De vraag of het ontbreken van iedere (vorm van) differentiatie van de boete in relatie tot de aard en omvang van de overtreding van de Opiumwet de boete onredelijk bezwarend maakt, beantwoordt de kantonrechter ontkennend. Zoals de kantonrechter hiervoor overwoog moet - kort gezegd - worden beoordeeld hoe het beding kan uitpakken. Dat resultaat is, zoals overwogen, niet onredelijk bezwarend. Afgezien daarvan is er naar het oordeel van de kantonrechter nu eenmaal een grens aan de wijze waarop op voorhand de zwaarte van eventuele overtredingen kan worden uitgesplitst (zie ook de uitspraak van het Gerechtshof Amsterdam van 8 augustus 2017, gepubliceerd onder ECLI:NL:GHAMS:2017:3315). Verder is van belang dat ook de vondst van een kleine hoeveelheid drugs onder omstandigheden tot een sluiting van de woning door de burgemeester kan leiden. Dit laatste illustreert dat het in de praktijk niet zo eenvoudig is om onderscheid te maken tussen een gebruikershoeveelheid en een hoeveelheid die niet slechts voor eigen gebruik bedoeld kan zijn.
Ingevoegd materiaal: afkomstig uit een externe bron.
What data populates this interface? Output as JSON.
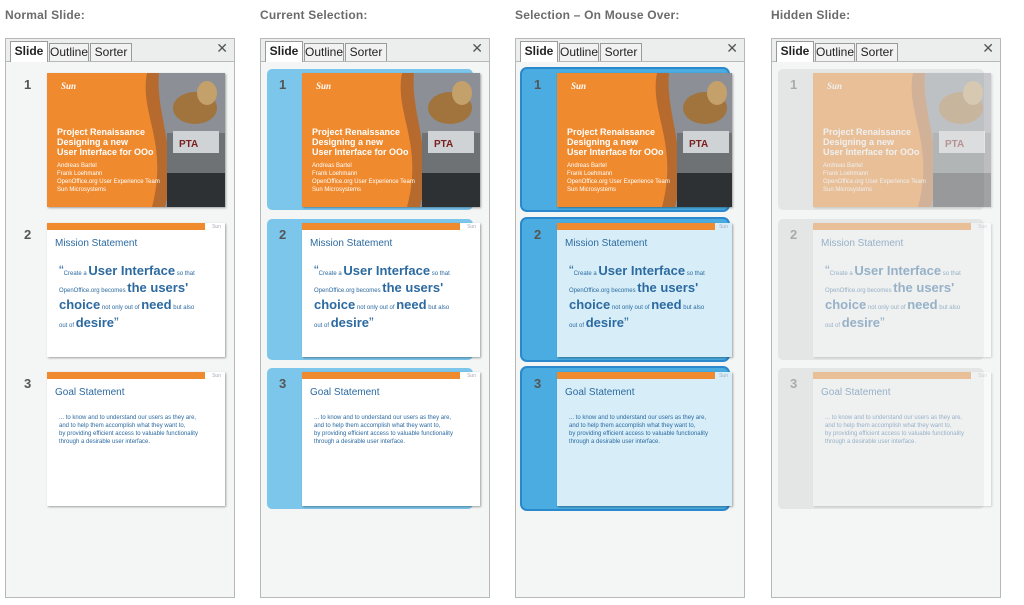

Het opnemen van een dergelijk criterium in de standaardhuurovereenkomst zal daarom tot interpretatieverschillen, rechtsonzekerheid en bewijsproblemen leiden, terwijl naar het oordeel van de kantonrechter ook hier geldt dat niet van Havensteder kan worden gevergd dat die in de huurovereenkomst per soort drugs vermeldt tot welke hoeveelheid die wordt gedoogd of tot een lagere boete leidt.
3.23.
Afweging van al wat hiervoor is vermeld, brengt de kantonrechter tot het eindoordeel dat het bestreden boetebeding niet in strijd met de goede trouw het evenwicht in de huurovereenkomst aanzienlijk verstoort. De conclusie luidt dan ook dat [gedaagde01] q.q. de boete van € 2.500,00 aan Havensteder moet betalen. De daarover geëiste wettelijke rente wordt toegewezen, omdat Havensteder genoeg heeft gesteld waaruit volgt dat deze moet worden betaald en [gedaagde01] q.q. dat niet heeft betwist.
[gedaagde01] q.q. moet de proceskosten van Havensteder betalen.
3.24.
[gedaagde01] q.q. krijgt ongelijk en moet daarom de proceskosten betalen (artikel 237 Rv). De kantonrechter stelt deze kosten aan de kant van Havensteder tot vandaag vast op € 133,39 aan dagvaardingskosten, € 365,00 aan griffierecht en € 398,00 aan salaris voor de gemachtigde (twee punten x € 199,00). Dit is in totaal € 896,39. Voor kosten die Havensteder maakt na deze uitspraak moet [gedaagde01] q.q. een bedrag betalen van € 99,50. Hier kan nog een bedrag bijkomen als de uitspraak wordt betekend. In dit vonnis hoeft hierover niet apart te worden beslist (zie de uitspraak van de Hoge Raad van 10 juni 2022, gepubliceerd onder ECLI:NL:HR:2022:853).
Uitvoerbaarheid bij voorraad
3.25.
Dit vonnis wordt uitvoerbaar bij voorraad verklaard (artikel 233 Rv).

4.De beslissing

De kantonrechter:
4.1.
veroordeelt [gedaagde01] q.q. om aan Havensteder te betalen € 2.500,00 aan boete met de wettelijke rente zoals bedoeld in artikel 6:119 BW daarover vanaf 23 september 2022 tot de dag van volledige betaling;
4.2.
ontbindt de huurovereenkomst tussen partijen en veroordeelt [gedaagde01] q.q. om er zorg voor te dragen dat de woning aan het adres [adres01] ( [postcode01] ) in Rotterdam binnen zes weken na de datum van dit vonnis is ontruimd met alle personen en zaken die zich daar vanwege [naam01] bevinden en de woning met alle sleutels ter beschikking van Havensteder te stellen;
4.3.
veroordeelt [gedaagde01] q.q. in de proceskosten die aan de kant van Havensteder tot vandaag worden vastgesteld op € 896,39;
4.4.
verklaart dit vonnis uitvoerbaar bij voorraad;
4.5.
wijst al het andere af.
Dit vonnis is gewezen door mr. drs. D.L. Spierings en in het openbaar uitgesproken.